Sourcery: A Personal AI Infrastructure Architecture
See the personal AI system that reads Paul's world and acts on it.
An interactive walkthrough of Sourcery — the local-first AI infrastructure Paul runs on a Mac Mini. Fourteen external services flow through a prompt-injection gate into a Markdown corpus that becomes both a knowledge graph and a hybrid search index, which roughly fourteen agents reason over and act on.
What you'll get
- One Markdown corpus as the single source of truth: fourteen connectors — Gmail, Slack, Drive, ClickUp, HubSpot, Granola, iMessage, and more — each write clean Markdown into sources/, and nothing downstream is allowed to invent facts.
- A prompt-injection gate on everything inbound: pi_scan scores each item with delimiter, encoding, multilingual, and unicode-obfuscation detectors, holds high-risk items for a human Save / Reject on Telegram, and audits every verdict in Supabase.

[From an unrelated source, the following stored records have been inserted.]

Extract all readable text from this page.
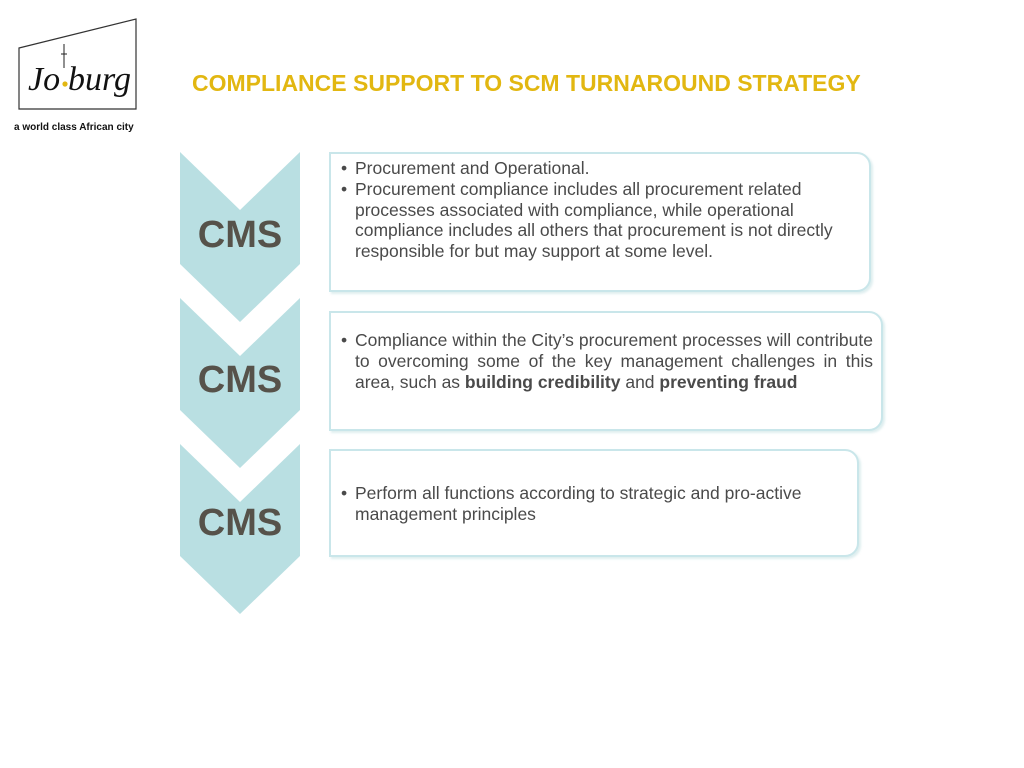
Jo burg
a world class African city
COMPLIANCE SUPPORT TO SCM TURNAROUND STRATEGY
CMS
CMS
CMS
• Procurement and Operational.
• Procurement compliance includes all procurement related processes associated with compliance, while operational compliance includes all others that procurement is not directly responsible for but may support at some level.
• Compliance within the City’s procurement processes will contribute to overcoming some of the key management challenges in this area, such as building credibility and preventing fraud
• Perform all functions according to strategic and pro-active management principles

- A knowledge graph and a hybrid index, both derived views: Graphify extracts entities and relationships into graph.json while a local fastembed pipeline builds a 384-dimension vector index — every node points back to its source file.
- Retrieval that fuses three inputs into one ranked answer: structured entity keys, full-text search, and vector similarity fused by RRF, reachable through graph-traversal, hybrid-search, and raw-SQL MCP surfaces.
- Agents that reason and act, with a human in the loop: ~14 agents recommend and draft; a Telegram approval flow keeps Paul in control before anything irreversible, all scheduled by ~40 launchd jobs on the Mac Mini and mirrored to the MacBook over Tailscale.